Right now, they’re focused on translating a poster communicating the water cycle. Our planet feeds us water through a cycle that links the land, ocean, and atmosphere. Earth’s surface releases water from plants and bodies of water, which is then carried into the atmosphere where clouds convert it into rain or snow (scientifically known as precipitation). That water, in turn, feeds the waterways of the world: rivers, streams, lakes.
“What we are describing occurs all over the world,” Conde said. “It’s not only a village. It’s not only a country. The natural water cycle is everywhere—so is the sun, so is evaporation, so is precipitation… They know because we all live that process, but we are linking our knowledge with them.”

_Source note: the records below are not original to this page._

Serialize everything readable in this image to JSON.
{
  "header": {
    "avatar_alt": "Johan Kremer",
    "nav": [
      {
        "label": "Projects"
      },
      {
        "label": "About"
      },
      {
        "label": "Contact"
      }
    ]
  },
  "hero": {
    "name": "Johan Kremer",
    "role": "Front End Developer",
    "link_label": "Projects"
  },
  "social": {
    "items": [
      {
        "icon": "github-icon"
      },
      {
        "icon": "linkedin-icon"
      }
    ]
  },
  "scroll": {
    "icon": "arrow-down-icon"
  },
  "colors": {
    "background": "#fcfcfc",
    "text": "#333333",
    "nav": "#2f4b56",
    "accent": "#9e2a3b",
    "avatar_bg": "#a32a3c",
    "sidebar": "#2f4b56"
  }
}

Trying to translate such a complicated process isn’t simple or easy: it involves meetings and presentations with scientists, linguists, teachers, and Indigenous communities to ensure that the translations are accurate and culturally appropriate. In certain cases, words don’t exist in some Indigenous languages. That’s when the team really has to get creative. Sometimes, they have to leave words in Spanish in the translated material with an explanation as to why in the respective language.

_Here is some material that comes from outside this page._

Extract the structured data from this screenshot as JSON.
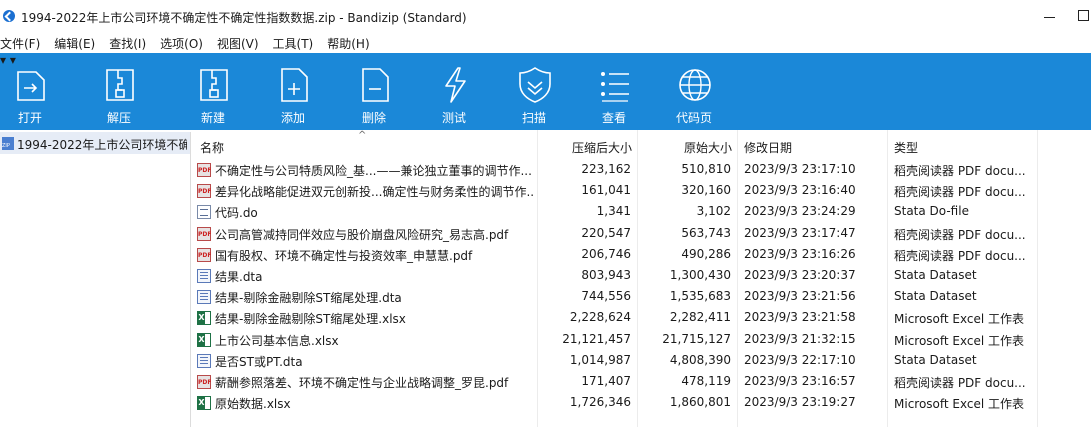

“It’s a long process,” said Luis Flores Martínez, a manager in the institute’s department for the design and consultancy of linguistic policies at the municipal level, speaking in Spanish. “But these materials are made with intention and care to ensure high-quality scientific communication.”

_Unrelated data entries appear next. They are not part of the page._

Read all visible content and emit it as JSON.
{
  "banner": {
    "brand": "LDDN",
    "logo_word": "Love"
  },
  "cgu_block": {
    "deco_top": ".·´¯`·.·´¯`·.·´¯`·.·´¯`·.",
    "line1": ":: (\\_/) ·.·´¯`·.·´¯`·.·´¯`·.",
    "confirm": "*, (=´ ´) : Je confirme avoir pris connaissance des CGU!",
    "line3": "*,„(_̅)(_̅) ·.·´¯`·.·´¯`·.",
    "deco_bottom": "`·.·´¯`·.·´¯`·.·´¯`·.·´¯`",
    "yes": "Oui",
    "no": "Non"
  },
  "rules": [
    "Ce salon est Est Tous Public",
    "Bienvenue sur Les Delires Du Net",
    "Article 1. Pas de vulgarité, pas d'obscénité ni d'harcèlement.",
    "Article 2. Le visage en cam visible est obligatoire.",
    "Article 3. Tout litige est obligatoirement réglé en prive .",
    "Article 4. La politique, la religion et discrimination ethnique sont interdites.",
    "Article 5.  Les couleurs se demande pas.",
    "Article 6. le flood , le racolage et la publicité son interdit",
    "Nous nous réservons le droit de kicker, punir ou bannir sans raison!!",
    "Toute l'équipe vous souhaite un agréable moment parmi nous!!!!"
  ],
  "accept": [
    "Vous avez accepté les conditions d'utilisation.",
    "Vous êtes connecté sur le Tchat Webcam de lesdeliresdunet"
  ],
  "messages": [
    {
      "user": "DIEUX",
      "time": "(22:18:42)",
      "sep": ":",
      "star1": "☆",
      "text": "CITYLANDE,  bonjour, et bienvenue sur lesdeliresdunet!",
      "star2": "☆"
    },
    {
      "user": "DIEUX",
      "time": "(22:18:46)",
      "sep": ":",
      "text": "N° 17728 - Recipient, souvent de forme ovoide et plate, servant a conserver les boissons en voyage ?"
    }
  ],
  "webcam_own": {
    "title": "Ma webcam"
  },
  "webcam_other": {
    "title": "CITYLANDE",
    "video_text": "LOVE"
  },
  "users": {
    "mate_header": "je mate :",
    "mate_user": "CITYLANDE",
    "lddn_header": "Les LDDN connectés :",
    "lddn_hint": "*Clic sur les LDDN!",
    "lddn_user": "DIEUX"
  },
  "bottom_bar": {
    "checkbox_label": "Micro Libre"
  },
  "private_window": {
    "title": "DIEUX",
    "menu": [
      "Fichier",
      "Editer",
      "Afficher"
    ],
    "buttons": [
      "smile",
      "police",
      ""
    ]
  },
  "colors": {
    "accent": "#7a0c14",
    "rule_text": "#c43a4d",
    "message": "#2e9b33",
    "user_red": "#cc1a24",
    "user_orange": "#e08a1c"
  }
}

Still, it’s not as though the team is teaching Indigenous communities something new or novel. In fact, the researchers argue that many Indigenous communities understand and respect the Earth’s rhythms better than they or others in Western science do. What is novel is the identification of words to describe such science in languages too often ignored in Mexico. That not only benefits the Indigenous population—it also benefits the study and preservation of culture.
“What we are describing occurs all over the world. It’s not only a village. It’s not only a country. The natural water cycle is everywhere.”
“If we think about languages as a part of our national culture in Mexico, they give us a great richness,” said Darío Núñez, a researcher at the university’s Nuclear Science Institute. “We should protect and support them, and one way is through the development of this language and expression.”
Plus, Indigenous kids are learning this in school—is it not unjust that they are not taught in their first language? The researchers have already begun to share materials with teachers because they’ll be the ones using it, after all. Success will look like teachers using these translations in the classroom, said Ana María Cetto, a research professor at the university’s Institute of Physics. It may also look like an exchange of culture—and the answering of urgent questions.
As billionaires and scientists look to technology and machinery for answers around humanity’s future, many Indigenous cultures raise the question: why when the Earth gives us all we need? Building linguistic bridges can help the rest of us embrace this worldview. Colonialism tried to erase this way of thinking, but the colonizers didn’t succeed.
With this project, the organizers hope to repair some of that historical harm. It won’t undo centuries of oppression, but it can—at the very least—underscore the wisdom held within Indigenous communities. After all, rain doesn’t fall. It’s given. It’s time we show some gratitude.
Correction, June 1, 2022 1:40 pm ET
The story previously stated Mexico is home to 69 different languages due to a typing error. The correct number is 68.